Ein Kunstwerk kann bei entsprechender Offenheit in seiner Eigenlogik erkannt werden. Dies gilt ebenso für andere – authentische – Werke einer Lebenspraxis als Ausdrucksgestalten neuer Erfahrung.

Oevermann drückt das, bezogen auf Kunstwerke, folgendermaßen aus:

Autonomie des Kunstwerks heißt nun aber wesentlich auch, […] dass der künstlerische Text in Gestalt des Werkes als sinnliche Verkörperung einer sinnlichen Erkenntnis des Künstlers eine zwingende eigenlogische Wirkung für jeden entfaltet, der im Rezeptions-Akt seine Sinne genügend öffnet, sich also für die lebendige Erfahrung, die im Kunstwerk sich verkörpert, bereit macht. Insofern ist dem gültigen Kunstwerk die gültige Weise seiner Rezeption schon immer eingeschrieben und methodisch gesehen als eine Funktion der objektiven Bedeutungsstruktur des Werkes zu explizieren. Die empirisch-konkreten, je subjektiv spezifischen Rezeptionsweisen sind von diesem werkimmanent vorgegebenen, gleichwohl empirisch überprüfbaren Modell der angemessenen Rezeption jeweils mehr oder weniger stark abweichende Varianten (Oevermann 1996, S. vi-vii).

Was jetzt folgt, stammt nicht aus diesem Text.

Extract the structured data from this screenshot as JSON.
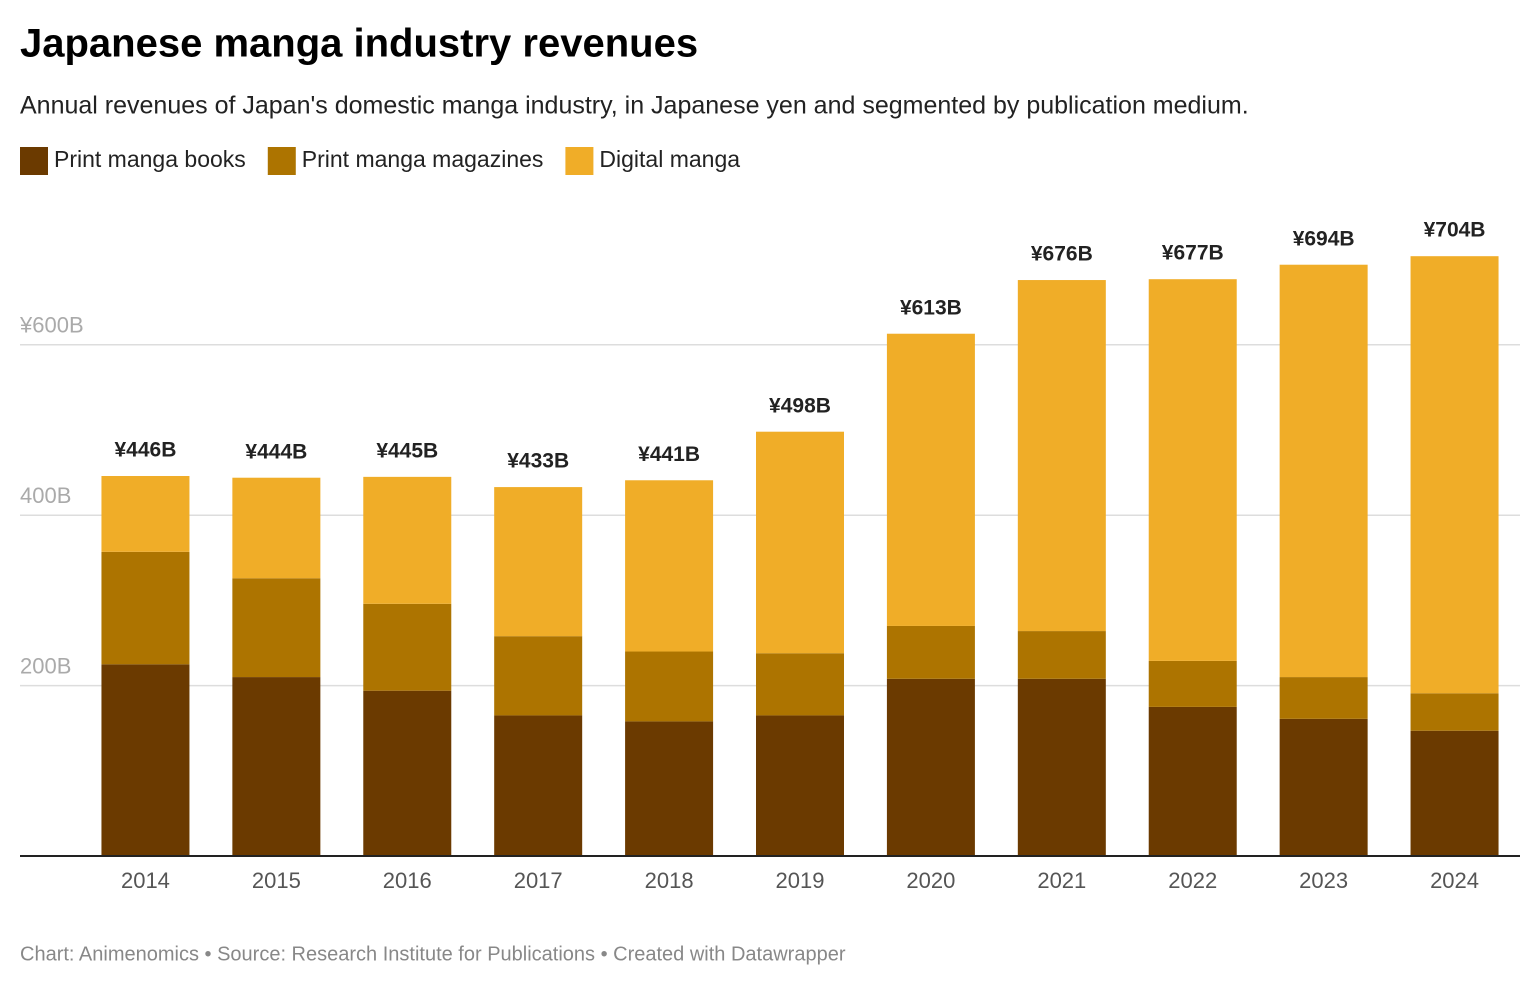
{
  "chart_data": {
    "type": "stacked_bar",
    "title": "Japanese manga industry revenues",
    "subtitle": "Annual revenues of Japan's domestic manga industry, in Japanese yen and segmented by publication medium.",
    "footer": "Chart: Animenomics • Source: Research Institute for Publications • Created with Datawrapper",
    "categories": [
      "2014",
      "2015",
      "2016",
      "2017",
      "2018",
      "2019",
      "2020",
      "2021",
      "2022",
      "2023",
      "2024"
    ],
    "series": [
      {
        "name": "Print manga books",
        "color": "#6b3a00",
        "values": [
          225,
          210,
          194,
          165,
          158,
          165,
          208,
          208,
          175,
          161,
          147
        ]
      },
      {
        "name": "Print manga magazines",
        "color": "#ad7400",
        "values": [
          132,
          116,
          102,
          93,
          82,
          73,
          62,
          56,
          54,
          49,
          44
        ]
      },
      {
        "name": "Digital manga",
        "color": "#f0ad28",
        "values": [
          89,
          118,
          149,
          175,
          201,
          260,
          343,
          412,
          448,
          484,
          513
        ]
      }
    ],
    "totals": {
      "values": [
        446,
        444,
        445,
        433,
        441,
        498,
        613,
        676,
        677,
        694,
        704
      ],
      "value_labels": [
        "¥446B",
        "¥444B",
        "¥445B",
        "¥433B",
        "¥441B",
        "¥498B",
        "¥613B",
        "¥676B",
        "¥677B",
        "¥694B",
        "¥704B"
      ]
    },
    "ylim": [
      0,
      750
    ],
    "yticks": [
      {
        "value": 200,
        "label": "200B"
      },
      {
        "value": 400,
        "label": "400B"
      },
      {
        "value": 600,
        "label": "¥600B"
      }
    ],
    "grid": true
  }
}
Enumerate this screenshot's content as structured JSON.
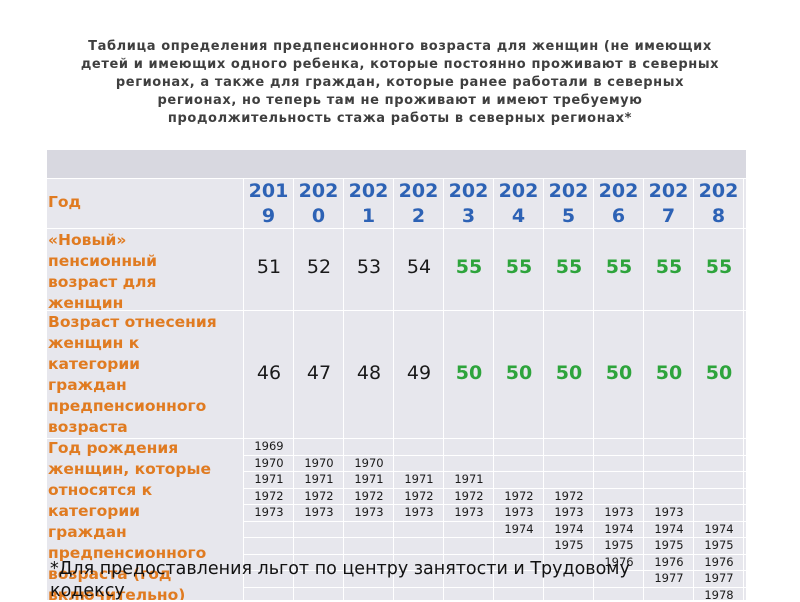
{
  "title_lines": [
    "Таблица определения предпенсионного возраста для женщин (не имеющих",
    "детей и имеющих одного ребенка, которые постоянно проживают в  северных",
    "регионах, а также для граждан, которые ранее работали в северных",
    "регионах, но теперь там не проживают и имеют требуемую",
    "продолжительность стажа работы в северных регионах*"
  ],
  "table": {
    "year_label": "Год",
    "years": [
      {
        "top": "201",
        "bottom": "9"
      },
      {
        "top": "202",
        "bottom": "0"
      },
      {
        "top": "202",
        "bottom": "1"
      },
      {
        "top": "202",
        "bottom": "2"
      },
      {
        "top": "202",
        "bottom": "3"
      },
      {
        "top": "202",
        "bottom": "4"
      },
      {
        "top": "202",
        "bottom": "5"
      },
      {
        "top": "202",
        "bottom": "6"
      },
      {
        "top": "202",
        "bottom": "7"
      },
      {
        "top": "202",
        "bottom": "8"
      }
    ],
    "new_age_label_lines": [
      "«Новый»",
      "пенсионный",
      "возраст для",
      "женщин"
    ],
    "new_age_values": [
      "51",
      "52",
      "53",
      "54",
      "55",
      "55",
      "55",
      "55",
      "55",
      "55"
    ],
    "pre_age_label_lines": [
      "Возраст отнесения",
      "женщин  к",
      "категории",
      "граждан",
      "предпенсионного",
      "возраста"
    ],
    "pre_age_values": [
      "46",
      "47",
      "48",
      "49",
      "50",
      "50",
      "50",
      "50",
      "50",
      "50"
    ],
    "birth_label_lines": [
      "Год рождения",
      "женщин, которые",
      "относятся к",
      "категории",
      "граждан",
      "предпенсионного",
      "возраста (год",
      "включительно)"
    ],
    "birth_rows": [
      [
        "1969",
        "",
        "",
        "",
        "",
        "",
        "",
        "",
        "",
        ""
      ],
      [
        "1970",
        "1970",
        "1970",
        "",
        "",
        "",
        "",
        "",
        "",
        ""
      ],
      [
        "1971",
        "1971",
        "1971",
        "1971",
        "1971",
        "",
        "",
        "",
        "",
        ""
      ],
      [
        "1972",
        "1972",
        "1972",
        "1972",
        "1972",
        "1972",
        "1972",
        "",
        "",
        ""
      ],
      [
        "1973",
        "1973",
        "1973",
        "1973",
        "1973",
        "1973",
        "1973",
        "1973",
        "1973",
        ""
      ],
      [
        "",
        "",
        "",
        "",
        "",
        "1974",
        "1974",
        "1974",
        "1974",
        "1974"
      ],
      [
        "",
        "",
        "",
        "",
        "",
        "",
        "1975",
        "1975",
        "1975",
        "1975"
      ],
      [
        "",
        "",
        "",
        "",
        "",
        "",
        "",
        "1976",
        "1976",
        "1976"
      ],
      [
        "",
        "",
        "",
        "",
        "",
        "",
        "",
        "",
        "1977",
        "1977"
      ],
      [
        "",
        "",
        "",
        "",
        "",
        "",
        "",
        "",
        "",
        "1978"
      ]
    ],
    "colors": {
      "label": "#e07b21",
      "year": "#2d62b5",
      "green": "#2ea43c"
    }
  },
  "footnote_lines": [
    "*Для предоставления льгот по центру занятости и Трудовому",
    "кодексу"
  ]
}
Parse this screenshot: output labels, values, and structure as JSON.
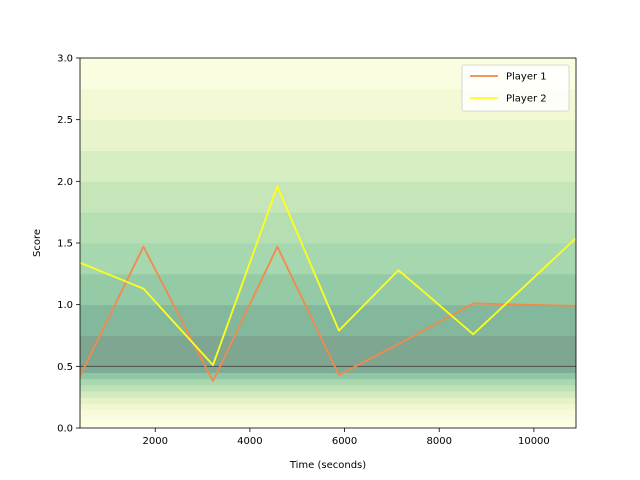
{
  "chart_data": {
    "type": "line",
    "title": "",
    "xlabel": "Time (seconds)",
    "ylabel": "Score",
    "xlim": [
      410,
      10890
    ],
    "ylim": [
      0,
      3.0
    ],
    "xticks": [
      2000,
      4000,
      6000,
      8000,
      10000
    ],
    "yticks": [
      0.0,
      0.5,
      1.0,
      1.5,
      2.0,
      2.5,
      3.0
    ],
    "xtick_labels": [
      "2000",
      "4000",
      "6000",
      "8000",
      "10000"
    ],
    "ytick_labels": [
      "0.0",
      "0.5",
      "1.0",
      "1.5",
      "2.0",
      "2.5",
      "3.0"
    ],
    "grid": false,
    "legend_position": "top-right",
    "reference_line": {
      "y": 0.5,
      "color": "#444444"
    },
    "background_gradient": {
      "colormap": "YlGn-like",
      "peak_y": 0.5,
      "low_color": "#ffffe5",
      "high_color": "#7a9c8a"
    },
    "series": [
      {
        "name": "Player 1",
        "color": "#f28a4b",
        "x": [
          410,
          1750,
          3220,
          4580,
          5880,
          7140,
          8720,
          10890
        ],
        "y": [
          0.42,
          1.47,
          0.38,
          1.47,
          0.43,
          0.68,
          1.01,
          0.99
        ]
      },
      {
        "name": "Player 2",
        "color": "#ffff1a",
        "x": [
          410,
          1750,
          3220,
          4580,
          5880,
          7140,
          8720,
          10890
        ],
        "y": [
          1.34,
          1.13,
          0.51,
          1.96,
          0.79,
          1.28,
          0.76,
          1.54
        ]
      }
    ]
  }
}
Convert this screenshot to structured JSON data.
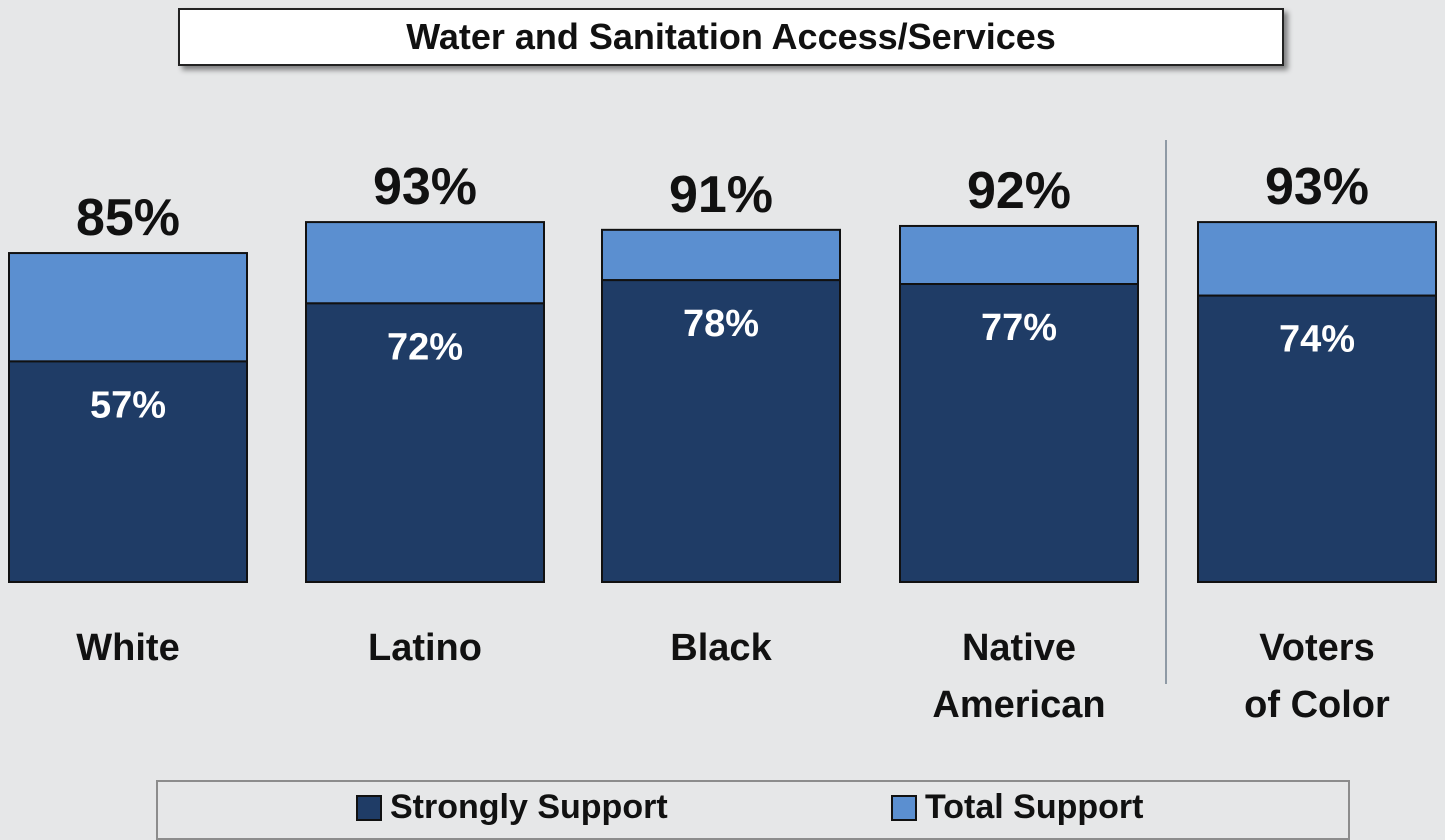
{
  "chart_data": {
    "type": "bar",
    "title": "Water and Sanitation Access/Services",
    "categories": [
      [
        "White"
      ],
      [
        "Latino"
      ],
      [
        "Black"
      ],
      [
        "Native",
        "American"
      ],
      [
        "Voters",
        "of Color"
      ]
    ],
    "series": [
      {
        "name": "Strongly Support",
        "values": [
          57,
          72,
          78,
          77,
          74
        ],
        "labels": [
          "57%",
          "72%",
          "78%",
          "77%",
          "74%"
        ]
      },
      {
        "name": "Total Support",
        "values": [
          85,
          93,
          91,
          92,
          93
        ],
        "labels": [
          "85%",
          "93%",
          "91%",
          "92%",
          "93%"
        ]
      }
    ],
    "ylim": [
      0,
      100
    ],
    "legend": "bottom",
    "colors": {
      "strongly": "#1f3c66",
      "total": "#5b8fd0",
      "divider": "#8f9aa5"
    }
  }
}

Während bislang das Kunstwerk selbst im Vordergrund stand, rückt nun seine Rezeption ins Zentrum. Die „sinnliche Verkörperung sinnlicher Erkenntnis“ verhelfe dem Kunstwerk zu seiner „eigenlogischen Wirkung“. Dies ermögliche bzw. „erzwinge“ letztlich eine „werkimmanente Rezeption“, und davon lediglich „mehr oder weniger stark abweichende[n] Varianten“ dieser dem Werk „eingeschriebenen“ Rezeption.

Aus diesen Ausführungen kann man zwei weitreichende und vielleicht auch provokant klingende Aussagen herausarbeiten. Zum einen wird auf die eigenlogische Wirkung, man könnte auch vereinfacht Botschaft sagen, hingewiesen, und zum anderen darauf, dass diese als solche rezipierbar sei, was (ein wenig) relativiert wird durch den Hinweis auf „Varianten“, die bedingt seien durch je „subjektive Rezeptionsweisen“.

In Analogie zur Autonomie des Kunstwerks, die sich in Form einer eigenlogischen Wirkung auch auf die Werkrezeption erstreckt, bedeutet das für die Rezeption von Manifestationen von (autonomer) Bildung (siehe die Unterscheidung zu Lernen in Kapitel 1.11.1.1), dass auch diese in ihrer eigenlogischen Wirkung zu verstehen sind.